On a subconscious level before becoming a parent, but fully understood today, I thought parenting well and successfully would re-parent me. I thought engineering a safe environment in which my kids could flourish would seal my chips and cracks with gold. I couldn’t protect my kids from sadness and setbacks in life, though. No parent can. Nor should we be able to. It’s not the way of the world — two steps forward and one step back is the dance we’re all meant to do. For all my own strength and endurance, I break down when my kids falter.

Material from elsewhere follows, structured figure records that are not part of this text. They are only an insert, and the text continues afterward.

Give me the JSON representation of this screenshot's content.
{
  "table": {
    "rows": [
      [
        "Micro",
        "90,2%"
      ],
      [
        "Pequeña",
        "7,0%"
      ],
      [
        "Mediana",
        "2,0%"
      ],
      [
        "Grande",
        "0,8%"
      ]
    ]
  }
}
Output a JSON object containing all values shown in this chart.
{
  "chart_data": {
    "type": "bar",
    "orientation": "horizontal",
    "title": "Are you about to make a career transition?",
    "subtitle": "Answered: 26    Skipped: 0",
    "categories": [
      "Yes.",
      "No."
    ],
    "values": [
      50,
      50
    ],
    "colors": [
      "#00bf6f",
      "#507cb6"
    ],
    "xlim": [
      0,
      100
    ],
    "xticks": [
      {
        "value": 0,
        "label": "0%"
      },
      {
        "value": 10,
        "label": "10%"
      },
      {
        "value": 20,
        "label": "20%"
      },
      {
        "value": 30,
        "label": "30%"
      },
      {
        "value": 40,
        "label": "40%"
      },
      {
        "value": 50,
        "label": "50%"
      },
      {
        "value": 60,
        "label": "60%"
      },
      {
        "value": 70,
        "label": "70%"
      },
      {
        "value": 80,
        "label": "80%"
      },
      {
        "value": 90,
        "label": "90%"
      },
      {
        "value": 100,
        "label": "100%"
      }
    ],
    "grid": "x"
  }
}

Their hurts cut me deeper than my own. The older they get, the bigger their struggles become and the harder it is to bear witness to their breakups and their job losses, their face plants and their f---ups. My stomach lurches and my jaw locks painfully over the stress of watching my kids make devastating choices or suffer at the hands of others. I go dark, you see. My body embodies their turmoil, and I suffer for it. I know there’s a better way, but I don’t know how to do it any other way. I’ve wondered aloud to my therapist why the highs in life don’t take me as high as the lows take me low. She said this is normal. This is biology.
The highs are welcome and pleasant but fleeting. The lows are threatening, and so we pay more attention to them. This gives our pitfalls and tragic moments more chutzpah, more staying power. When my kids suffer, whatever threatens their well-being feels compounded to me, and I feel out of control and ineffective.
I know it isn’t my job to fix, but rather to love. I know love is the fix often. And knowledge is power, but it isn’t a salve. Maybe this brand of heartache is more of a mom thing than a dad thing. Maybe it’s more of a me thing. But it’s a thing I can only just barely withstand. I’m weary and weakened by it.